Researchers visited many rural communities in Ecuador’s Esmeraldas Province in 2015 and sampled chickens from 10 households raising broiler chickens, which are fed antibiotics and raised in a coop, and backyard breeds, which roam freely inside and outside the homes. They also sampled backyard chickens from 10 households where there was no broiler chicken samples. Two years later, researchers also collected samples from the children in the farming community.
The study, published in The American Journal of Tropical Medicine and Hygiene, found high resistance to cefotaxime, an antibiotic that has clinical importance for both poultry and humans. Of the farmed broiler chickens, 66 percent had cefotaxime resistance. Backyard chickens showed an increase overtime after the broilers’ introduction to the area, from about 2 percent to nearly 18 percent.
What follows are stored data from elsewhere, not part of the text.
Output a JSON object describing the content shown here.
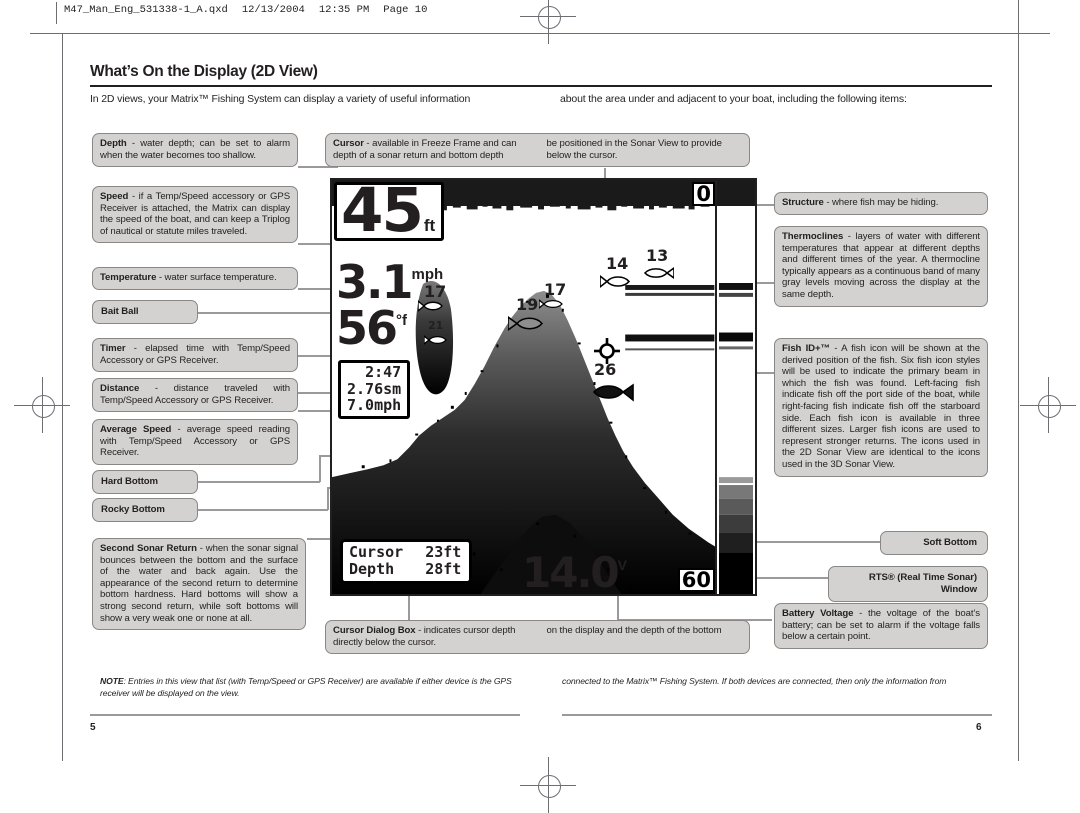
{
  "printer_slug": {
    "filename": "M47_Man_Eng_531338-1_A.qxd",
    "date": "12/13/2004",
    "time": "12:35 PM",
    "page": "Page 10"
  },
  "heading": {
    "title": "What’s On the Display (2D View)",
    "intro_left": "In 2D views, your Matrix™ Fishing System can display a variety of useful information",
    "intro_right": "about the area under and adjacent to your boat, including the following items:"
  },
  "callouts_left": [
    {
      "id": "depth",
      "term": "Depth",
      "text": " - water depth; can be set to alarm when the water becomes too shallow."
    },
    {
      "id": "speed",
      "term": "Speed",
      "text": " - if a Temp/Speed accessory or GPS Receiver is attached, the Matrix can display the speed of the boat, and can keep a Triplog of nautical or statute miles traveled."
    },
    {
      "id": "temperature",
      "term": "Temperature",
      "text": " - water surface temperature."
    },
    {
      "id": "bait-ball",
      "term": "Bait Ball",
      "text": ""
    },
    {
      "id": "timer",
      "term": "Timer",
      "text": " - elapsed time with Temp/Speed Accessory or GPS Receiver."
    },
    {
      "id": "distance",
      "term": "Distance",
      "text": " - distance traveled with Temp/Speed Accessory or GPS Receiver."
    },
    {
      "id": "average-speed",
      "term": "Average Speed",
      "text": " - average speed reading with Temp/Speed Accessory or GPS Receiver."
    },
    {
      "id": "hard-bottom",
      "term": "Hard Bottom",
      "text": ""
    },
    {
      "id": "rocky-bottom",
      "term": "Rocky Bottom",
      "text": ""
    },
    {
      "id": "second-sonar-return",
      "term": "Second Sonar Return",
      "text": " - when the sonar signal bounces between the bottom and the surface of the water and back again. Use the appearance of the second return to determine bottom hardness. Hard bottoms will show a strong second return, while soft bottoms will show a very weak one or none at all."
    }
  ],
  "callouts_center": [
    {
      "id": "cursor",
      "term": "Cursor",
      "text_col1": " - available in Freeze Frame and can depth of a sonar return and bottom depth",
      "text_col2": "be positioned in the Sonar View to provide below the cursor."
    },
    {
      "id": "cursor-dialog-box",
      "term": "Cursor Dialog Box",
      "text_col1": " - indicates cursor depth directly below the cursor.",
      "text_col2": "on  the display and the depth of the bottom"
    }
  ],
  "callouts_right": [
    {
      "id": "structure",
      "term": "Structure",
      "text": " - where fish may be hiding."
    },
    {
      "id": "thermoclines",
      "term": "Thermoclines",
      "text": " - layers of water with different temperatures that appear at different depths and different times of the year.  A thermocline typically appears as a continuous band of many gray levels moving across the display at the same depth."
    },
    {
      "id": "fish-id",
      "term": "Fish ID+™",
      "text": " - A fish icon will be shown at the derived position of the fish. Six fish icon styles will be used to indicate the primary beam in which the fish was found. Left-facing fish indicate fish off the port side of the boat, while right-facing fish indicate fish off the starboard side. Each fish icon is available in three different sizes. Larger fish icons are used to represent stronger returns. The icons used in the 2D Sonar View are identical to the icons used in the 3D Sonar View."
    },
    {
      "id": "soft-bottom",
      "term": "Soft Bottom",
      "text": ""
    },
    {
      "id": "rts-window",
      "term": "RTS® (Real Time Sonar) Window",
      "text": ""
    },
    {
      "id": "battery-voltage",
      "term": "Battery Voltage",
      "text": " - the voltage of the boat’s battery; can be set to alarm if the voltage falls below a certain point."
    }
  ],
  "sonar_display": {
    "depth_value": "45",
    "depth_unit": "ft",
    "speed_value": "3.1",
    "speed_unit": "mph",
    "temp_value": "56",
    "temp_unit": "°f",
    "triplog": {
      "timer": "2:47",
      "distance": "2.76sm",
      "average_speed": "7.0mph"
    },
    "cursor_dialog": {
      "cursor_label": "Cursor",
      "cursor_value": "23ft",
      "depth_label": "Depth",
      "depth_value": "28ft"
    },
    "battery": {
      "value": "14.0",
      "unit": "V"
    },
    "scale_top": "0",
    "scale_bottom": "60",
    "fish_labels": [
      {
        "id": "fish-17-left",
        "label": "17"
      },
      {
        "id": "fish-21-baitball",
        "label": "21"
      },
      {
        "id": "fish-17-center",
        "label": "17"
      },
      {
        "id": "fish-14",
        "label": "14"
      },
      {
        "id": "fish-13",
        "label": "13"
      },
      {
        "id": "fish-19",
        "label": "19"
      },
      {
        "id": "fish-26",
        "label": "26"
      }
    ]
  },
  "note": {
    "label": "NOTE",
    "text_left": ": Entries in this view that list (with Temp/Speed or GPS Receiver) are available if either device is the GPS receiver will be displayed on the view.",
    "text_right": "connected to the Matrix™ Fishing System.  If both devices are connected, then only the information from"
  },
  "footer": {
    "page_left": "5",
    "page_right": "6"
  }
}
Mr. Hedman said small-scale animal farming accounts for the majority of the production of chicken worldwide, and is important in increasing protein and economic security, as well as gender equity, in many of these countries. But, he points out, more attention needs to be paid to small-scale food animal production and potential spillover events with the surrounding community.
Mr. Hedman’s research is part of EcoDess, a larger, longitudinal study led by Dr. Joseph Eisenberg, a professor of epidemiology at the University of Michigan School of Public Health. EcoDess seeks to understand how new highways have affected the epidemiology of pathogens causing diarrheal diseases and the spread of antibiotic resistance. The work focuses on the area of Cantón Eloy Alfaro at the confluence of three river basins: Río Capayas, Río Santiago and Río Onzole.
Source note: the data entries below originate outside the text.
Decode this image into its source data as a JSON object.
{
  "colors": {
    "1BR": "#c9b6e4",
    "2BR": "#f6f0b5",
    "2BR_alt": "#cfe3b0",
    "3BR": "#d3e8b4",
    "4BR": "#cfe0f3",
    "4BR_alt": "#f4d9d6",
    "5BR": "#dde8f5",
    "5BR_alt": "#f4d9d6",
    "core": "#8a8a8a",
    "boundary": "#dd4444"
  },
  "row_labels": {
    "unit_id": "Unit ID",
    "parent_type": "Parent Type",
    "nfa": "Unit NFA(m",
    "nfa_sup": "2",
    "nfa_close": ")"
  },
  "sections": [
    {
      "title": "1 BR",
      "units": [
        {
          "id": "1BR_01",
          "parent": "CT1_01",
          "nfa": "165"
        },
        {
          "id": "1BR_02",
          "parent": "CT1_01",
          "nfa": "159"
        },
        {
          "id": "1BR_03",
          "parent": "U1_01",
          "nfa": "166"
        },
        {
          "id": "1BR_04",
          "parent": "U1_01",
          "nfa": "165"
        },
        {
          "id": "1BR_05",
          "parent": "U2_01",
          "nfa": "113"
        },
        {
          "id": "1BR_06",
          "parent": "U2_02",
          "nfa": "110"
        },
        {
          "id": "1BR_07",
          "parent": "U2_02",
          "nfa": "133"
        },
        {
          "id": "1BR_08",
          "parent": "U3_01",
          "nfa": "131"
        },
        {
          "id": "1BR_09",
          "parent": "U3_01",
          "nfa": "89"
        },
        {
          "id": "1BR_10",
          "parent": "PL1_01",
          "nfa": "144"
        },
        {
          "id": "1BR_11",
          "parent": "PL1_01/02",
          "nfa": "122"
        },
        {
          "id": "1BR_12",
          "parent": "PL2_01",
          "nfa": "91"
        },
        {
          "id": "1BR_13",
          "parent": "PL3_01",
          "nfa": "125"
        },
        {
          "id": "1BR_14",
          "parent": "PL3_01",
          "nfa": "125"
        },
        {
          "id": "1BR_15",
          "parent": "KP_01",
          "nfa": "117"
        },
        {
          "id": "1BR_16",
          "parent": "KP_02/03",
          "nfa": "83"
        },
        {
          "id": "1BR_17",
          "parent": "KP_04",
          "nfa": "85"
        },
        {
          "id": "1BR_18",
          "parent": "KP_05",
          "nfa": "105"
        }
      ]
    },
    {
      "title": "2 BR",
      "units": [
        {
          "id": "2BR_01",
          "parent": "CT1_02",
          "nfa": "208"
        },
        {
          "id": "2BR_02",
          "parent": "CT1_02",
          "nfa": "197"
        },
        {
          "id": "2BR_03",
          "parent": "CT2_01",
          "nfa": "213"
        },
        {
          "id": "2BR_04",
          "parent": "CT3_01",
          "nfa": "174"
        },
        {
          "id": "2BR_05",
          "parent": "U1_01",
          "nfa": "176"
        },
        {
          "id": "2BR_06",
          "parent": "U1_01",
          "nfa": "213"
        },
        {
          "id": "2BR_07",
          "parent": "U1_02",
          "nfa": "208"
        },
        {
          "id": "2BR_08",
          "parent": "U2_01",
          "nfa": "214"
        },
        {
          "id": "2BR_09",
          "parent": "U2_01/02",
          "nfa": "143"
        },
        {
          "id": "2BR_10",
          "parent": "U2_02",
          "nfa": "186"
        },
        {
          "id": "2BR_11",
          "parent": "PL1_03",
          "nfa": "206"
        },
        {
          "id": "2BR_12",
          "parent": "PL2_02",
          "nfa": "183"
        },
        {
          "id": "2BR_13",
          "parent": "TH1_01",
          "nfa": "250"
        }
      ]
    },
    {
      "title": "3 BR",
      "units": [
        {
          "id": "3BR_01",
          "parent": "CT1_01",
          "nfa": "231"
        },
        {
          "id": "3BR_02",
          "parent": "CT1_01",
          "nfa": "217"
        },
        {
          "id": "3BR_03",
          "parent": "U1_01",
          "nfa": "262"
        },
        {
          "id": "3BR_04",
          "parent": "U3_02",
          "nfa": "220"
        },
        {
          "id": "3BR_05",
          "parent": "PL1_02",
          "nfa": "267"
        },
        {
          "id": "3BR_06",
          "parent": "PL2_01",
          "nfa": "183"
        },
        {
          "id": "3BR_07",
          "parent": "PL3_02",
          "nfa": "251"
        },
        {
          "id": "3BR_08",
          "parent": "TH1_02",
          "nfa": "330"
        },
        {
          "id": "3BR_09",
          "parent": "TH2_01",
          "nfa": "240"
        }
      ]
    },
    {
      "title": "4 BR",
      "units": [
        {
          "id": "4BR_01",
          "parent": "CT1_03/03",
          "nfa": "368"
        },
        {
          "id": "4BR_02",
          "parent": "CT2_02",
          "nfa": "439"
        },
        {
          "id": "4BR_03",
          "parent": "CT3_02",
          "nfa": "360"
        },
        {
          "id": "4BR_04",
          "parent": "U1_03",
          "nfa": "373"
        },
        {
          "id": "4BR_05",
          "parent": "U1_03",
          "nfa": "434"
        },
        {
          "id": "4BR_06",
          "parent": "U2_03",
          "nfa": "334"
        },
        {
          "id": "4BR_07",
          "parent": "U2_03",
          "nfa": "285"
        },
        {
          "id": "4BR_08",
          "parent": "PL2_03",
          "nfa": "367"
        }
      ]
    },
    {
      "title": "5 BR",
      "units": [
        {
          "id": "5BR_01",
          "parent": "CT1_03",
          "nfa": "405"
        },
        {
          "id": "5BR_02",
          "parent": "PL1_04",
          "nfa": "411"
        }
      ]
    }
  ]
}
“Results from this study illustrate an ongoing theme in development work, where small-scale chicken farming on the one hand can help alleviate poverty and reduce food insecurity, but on the other hand can have negative public health implications,” Dr. Eisenberg said.
In addition to Mr. Hedman and Dr. Eisenberg, authors included Dr. Veronica Berrocal and Dr. Gabriel Trueba of the U-M School of Public Health; Dr. Christopher Blair of the University of Michigan Medical School; Dr. Karla Vasco of the Institute of Microbiology at the Universidad San Francisco de Quito, in Ecuador; and Dr. Lixin Zhang of Michigan State University.